Greek Septuagint and Latin Vulgate contain an addition "And in the midst of their land rats sprang up, and there was a great death panic in the city."

== The Ark in Gath (5:8–9)==
Gath may have been chosen to host the ark, because there was no temple of Dagon there, as 'the Philistines attributing the plague to the antagonism between YHWH and Dagon'.

===Verse 8===
 So they sent and gathered all the lords of the Philistines unto them, and said, “What shall we do with the ark of the God of Israel?”
And they answered, “Let the ark of the God of Israel be carried around to Gath.” And they carried the ark of the God of Israel there.'
- "Lords": from Philistine plural word סַרְנֵ֨י, '; the singular form "seren" is cognate with the Greek word "tyrannos" (English: "tyrant").
- "Gath": now called "Tell-es-Sâfi", 12 mi east of Ashdod, located at the foot of the mountains of Judah. It was the hometown of Goliath (1 Samuel 17:4), and where David took refuge from the persecutions of Saul (1 Samuel 21:10, 1 Samuel 27:3).

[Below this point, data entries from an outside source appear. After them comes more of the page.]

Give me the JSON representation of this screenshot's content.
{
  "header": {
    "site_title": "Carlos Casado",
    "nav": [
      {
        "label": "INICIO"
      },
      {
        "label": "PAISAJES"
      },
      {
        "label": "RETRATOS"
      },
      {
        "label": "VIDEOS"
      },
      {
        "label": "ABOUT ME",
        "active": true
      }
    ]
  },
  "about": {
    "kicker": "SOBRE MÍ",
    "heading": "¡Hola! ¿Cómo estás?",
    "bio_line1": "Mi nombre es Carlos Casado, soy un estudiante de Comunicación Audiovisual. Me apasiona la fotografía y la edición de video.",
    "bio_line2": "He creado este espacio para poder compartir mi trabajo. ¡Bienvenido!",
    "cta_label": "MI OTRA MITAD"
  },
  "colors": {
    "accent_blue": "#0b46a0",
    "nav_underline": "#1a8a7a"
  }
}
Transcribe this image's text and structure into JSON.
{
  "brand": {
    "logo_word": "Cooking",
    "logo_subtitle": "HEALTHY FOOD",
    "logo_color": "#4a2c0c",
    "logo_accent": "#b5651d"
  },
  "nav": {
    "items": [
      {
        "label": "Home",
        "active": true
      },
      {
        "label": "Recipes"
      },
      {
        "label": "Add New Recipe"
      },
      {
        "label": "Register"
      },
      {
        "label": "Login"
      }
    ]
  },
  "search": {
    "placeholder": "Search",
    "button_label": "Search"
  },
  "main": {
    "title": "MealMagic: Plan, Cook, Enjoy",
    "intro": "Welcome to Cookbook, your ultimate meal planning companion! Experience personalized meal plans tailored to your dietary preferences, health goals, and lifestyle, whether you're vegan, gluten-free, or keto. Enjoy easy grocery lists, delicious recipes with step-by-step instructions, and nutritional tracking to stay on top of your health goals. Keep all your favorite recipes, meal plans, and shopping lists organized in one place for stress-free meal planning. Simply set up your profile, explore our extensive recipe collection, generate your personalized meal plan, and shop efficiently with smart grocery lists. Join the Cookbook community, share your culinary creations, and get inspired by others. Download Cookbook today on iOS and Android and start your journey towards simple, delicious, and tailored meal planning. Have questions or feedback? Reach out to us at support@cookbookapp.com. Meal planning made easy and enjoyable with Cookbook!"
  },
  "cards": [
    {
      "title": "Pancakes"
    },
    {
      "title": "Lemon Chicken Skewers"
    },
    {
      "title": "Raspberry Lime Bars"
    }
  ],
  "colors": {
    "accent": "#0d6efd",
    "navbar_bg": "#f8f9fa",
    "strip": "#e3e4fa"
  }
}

== The Ark in Ekron (5:10–12)==
The description of the plagues inflicted on Ekron seems to indicate a greater severity than those on Ashdod and Gath. The underlying message could be that the longer the Philistines retained the ark, the harder the punishment from the God of Israel would be.

===Verse 10===
Therefore they sent the ark of God to Ekron.
And it came about that as the ark of God came to Ekron, that the Ekronites cried out, saying, “They have brought about the ark of the God of Israel to slay us and our people.”
- "Ekron": now "Tel Miqne" (Hebrew) or "Khirbet el-Muqanna" (Arabic), the most northerly of the five major Philistine cities, about 11 mi north of Gath, 22 mi west of Jerusalem. It was allotted to the tribe of Judah (Joshua 15:45-46), and was occupied for a short period by the Israelites (Judges 1:18).
- "To slay us and our people": in Hebrew literally "to me, to slay my people" (also in 1 Samuel 5:11); the singular form seems to denote the 'lord' of the city acting as a spokesperson.